As mensagens circulam nas redes sociais a um ritmo cada vez mais acelerado: dizem que o novo coronavírus é um “soldado” enviado por Deus para castigar os “inimigos” ou que foi trazido por “imigrantes, muçulmanos e judeus”. São da autoria de grupos da extrema-direita ou de jihadistas e os investigadores concluíram que estão a aumentar com a pandemia. Segundo dados do Instituto para o Diálogo Estratégico (ISD, na sigla original), de Londres, citados pelo La Vanguardia, os seguidores de canais supremacistas no serviço de mensagens instantâneas Telegram subiram exponencialmente — no caso de um grupo extremista dedicado à Covid-19, o número de utilizadores cresceu 800% no início de abril.

A tendência é semelhante nos canais jihadistas, segundo o mesmo instituto. Nesses casos, a “audiência” aumentou para um nível parecido ao que se registou após ataques terroristas em Paris, Bruxelas ou Nice. Como resposta, em novembro de 2019, a Europol desativou milhares de contas de Telegram de apoio ao Estado Islâmico — que se viu, assim, obrigado a mudar para outras plataformas.

As mensagens veiculadas representam um desafio para as autoridades comunitárias e nacionais, pela violência das palavras e dos apelos. Segundo o La Vanguardia, há casos de publicações que incitam a ataques em hospitais, como quase aconteceu no Missouri, nos Estados Unidos da América, onde, a 24 de março, um membro da extrema-direita norte-americana foi abatido a tiro pelo FBI por resistir a uma detenção (era suspeito de estar a planear um ataque a um hospital com pacientes infetados com Covid-19). Ou como se verificou numa maternidade em Cabul, capital do Afeganistão, alvo de um ataque que matou 16 mulheres, dois bebés e seis funcionários (os EUA acreditam que tenha sido da autoria do Estado Islâmico).

Estado Islâmico não manda terroristas para a Europa com medo do coronavírus

PUB • CONTINUE A LER A SEGUIR

A Comissão Europeia e também a Organização das Nações Unidas (ONU) já alertaram para um aumento da propaganda extremista.

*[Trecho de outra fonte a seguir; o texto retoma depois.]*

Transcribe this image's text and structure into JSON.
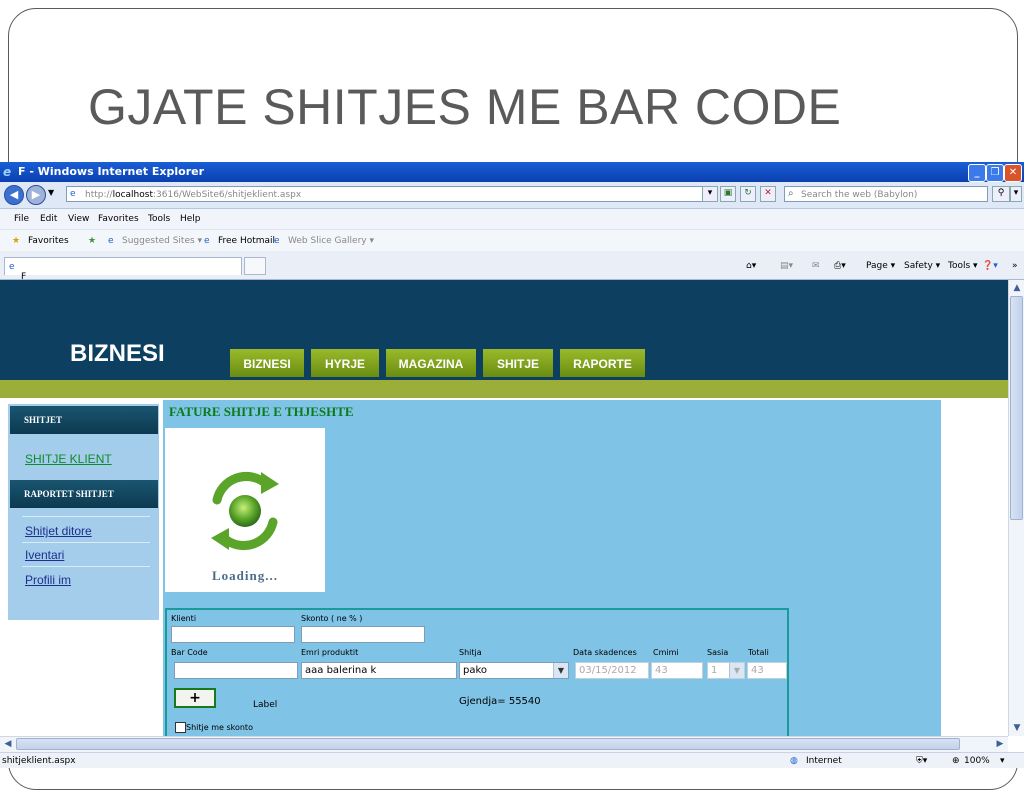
{
  "slide": {
    "title": "GJATE SHITJES ME BAR CODE"
  },
  "browser": {
    "window_title": "F - Windows Internet Explorer",
    "url_prefix": "http://",
    "url_host": "localhost",
    "url_rest": ":3616/WebSite6/shitjeklient.aspx",
    "search_placeholder": "Search the web (Babylon)",
    "menu": [
      "File",
      "Edit",
      "View",
      "Favorites",
      "Tools",
      "Help"
    ],
    "favorites_label": "Favorites",
    "fav_items": [
      "Suggested Sites ▾",
      "Free Hotmail",
      "Web Slice Gallery ▾"
    ],
    "tab_title": "F",
    "cmd": {
      "page": "Page ▾",
      "safety": "Safety ▾",
      "tools": "Tools ▾",
      "more": "»"
    },
    "status_url": "shitjeklient.aspx",
    "status_zone": "Internet",
    "zoom": "100%"
  },
  "site": {
    "logo": "BIZNESI",
    "nav": [
      "BIZNESI",
      "HYRJE",
      "MAGAZINA",
      "SHITJE",
      "RAPORTE"
    ],
    "sidebar": {
      "head1": "SHITJET",
      "link_klient": "SHITJE KLIENT",
      "head2": "RAPORTET SHITJET",
      "links": [
        "Shitjet ditore",
        "Iventari",
        "Profili im"
      ]
    },
    "main_title": "FATURE SHITJE E THJESHTE",
    "loading_text": "Loading...",
    "form": {
      "klienti_label": "Klienti",
      "skonto_label": "Skonto ( ne % )",
      "barcode_label": "Bar Code",
      "emri_label": "Emri produktit",
      "shitja_label": "Shitja",
      "data_label": "Data skadences",
      "cmimi_label": "Cmimi",
      "sasia_label": "Sasia",
      "totali_label": "Totali",
      "emri_value": "aaa balerina k",
      "shitja_value": "pako",
      "data_value": "03/15/2012",
      "cmimi_value": "43",
      "sasia_value": "1",
      "totali_value": "43",
      "add_label": "+",
      "label_text": "Label",
      "gjendja": "Gjendja= 55540",
      "checkbox_label": "Shitje me skonto"
    }
  },
  "colors": {
    "header": "#0d4060",
    "nav_green": "#7fa01c",
    "band": "#9bae3a",
    "main_bg": "#7fc3e6",
    "sidebar_bg": "#a3cdea",
    "title_green": "#0b7a1a"
  }
}
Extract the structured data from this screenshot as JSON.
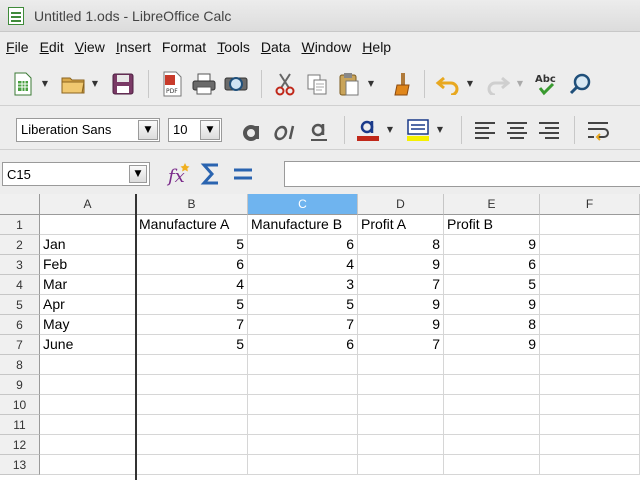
{
  "window": {
    "title": "Untitled 1.ods - LibreOffice Calc"
  },
  "menu": [
    {
      "u": "F",
      "rest": "ile"
    },
    {
      "u": "E",
      "rest": "dit"
    },
    {
      "u": "V",
      "rest": "iew"
    },
    {
      "u": "I",
      "rest": "nsert"
    },
    {
      "u": "",
      "rest": "Format"
    },
    {
      "u": "T",
      "rest": "ools"
    },
    {
      "u": "D",
      "rest": "ata"
    },
    {
      "u": "W",
      "rest": "indow"
    },
    {
      "u": "H",
      "rest": "elp"
    }
  ],
  "format_toolbar": {
    "font_name": "Liberation Sans",
    "font_size": "10"
  },
  "formula_bar": {
    "name_box": "C15",
    "input_value": ""
  },
  "colors": {
    "selected_column": "#6fb4ef",
    "font_color_swatch": "#c0281a",
    "highlight_swatch": "#f5f000"
  },
  "sheet": {
    "columns": [
      "A",
      "B",
      "C",
      "D",
      "E",
      "F"
    ],
    "selected_column": "C",
    "rows": [
      "1",
      "2",
      "3",
      "4",
      "5",
      "6",
      "7",
      "8",
      "9",
      "10",
      "11",
      "12",
      "13"
    ],
    "data": [
      [
        "",
        "Manufacture A",
        "Manufacture B",
        "Profit A",
        "Profit B",
        ""
      ],
      [
        "Jan",
        "5",
        "6",
        "8",
        "9",
        ""
      ],
      [
        "Feb",
        "6",
        "4",
        "9",
        "6",
        ""
      ],
      [
        "Mar",
        "4",
        "3",
        "7",
        "5",
        ""
      ],
      [
        "Apr",
        "5",
        "5",
        "9",
        "9",
        ""
      ],
      [
        "May",
        "7",
        "7",
        "9",
        "8",
        ""
      ],
      [
        "June",
        "5",
        "6",
        "7",
        "9",
        ""
      ]
    ]
  }
}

Num documento enviado a 14 de maio pelo coordenador de antiterrorismo da Comissão Europeia, Gilles de Kerchove, a todas as delegações dos estados-membros da União Europeia, Bruxelas apontava o perigo de a extrema-direita e de os jihadistas atacarem hospitais. E apelavam a que os governos fizessem todos os esforços para impedir que “a atual crise sanitária e económica leve a uma crise de segurança”.

Grupos extremistas online aumentam com a pandemia

“Todas as manhãs, entro nas redes sociais e começo a seguir cinco ou dez novos canais e grupos. Agora existem 300 ou 400 em várias plataformas”, defende o investigador Michael Krona, especialista em jihadismo na internet e co-autor do livro “The Media World of ISIS”, citado pelo La Vanguardia. A dificultar a tarefa dos investigadores e das autoridades de segurança estão as várias “redes de apoio”, nas palavras de Michael Krona, que o Estado Islâmico foi criando, e que usa a par dos meios oficiais. A capacidade dos jihadistas angariarem apoiantes “aumentou poderosamente” nos últimos anos, defende o investigador, devido a uma maior “descentralização das plataformas”, o que dificulta a monitorização.

A tendência parece ter aumentado com a pandemia, refere, com os extremistas a aproveitarem o confinamento para aliciarem os jovens, que passam mais tempo em casa e ligados à internet. O secretário-geral da ONU, António Guterres, tem advertido para esta situação, e num encontro sobre juventude no final de abril defendeu que existe um “tsunami de ódio e de xenofobia“. Além disso, Guterres sublinhou que os jovens que não estudam ou não trabalham estão mais propensos ao extremismo.

Michael Krona acrescenta que, à medida que o Estado Islâmico procura conquistar seguidores em novos territórios (nomeadamente em vários países africanos e asiáticos), “os seus seguidores estão a abrir os seus próprios canais e grupos nas suas línguas locais. Embora o árabe continue a ser dominante, há mais idiomas em jogo. As notícias oficiais são apresentadas em árabe, mas agora há mais seguidores que as traduzem e divulgam”.

Rita Katz, diretora do observatório antiterrorista SITE, defende que o facto de o Estado Islâmico, que continua a levar a cabo ataques, se mostrar ativo mesmo durante uma pandemia, “representa uma boa oportunidade para o recrutamento”, por exemplo, em campos de deslocados como o de Al-Hol, com centenas de pessoas a viverem sem condições de higiene. Já o Observatório The Soufan Center apontou, a este respeito, que os extremistas têm como alvo os gamers. E segundo o La Vanguardia, as vendas de vídeojogos têm aumentado com a pandemia (no final de março, subiram 43% no espaço de uma semana).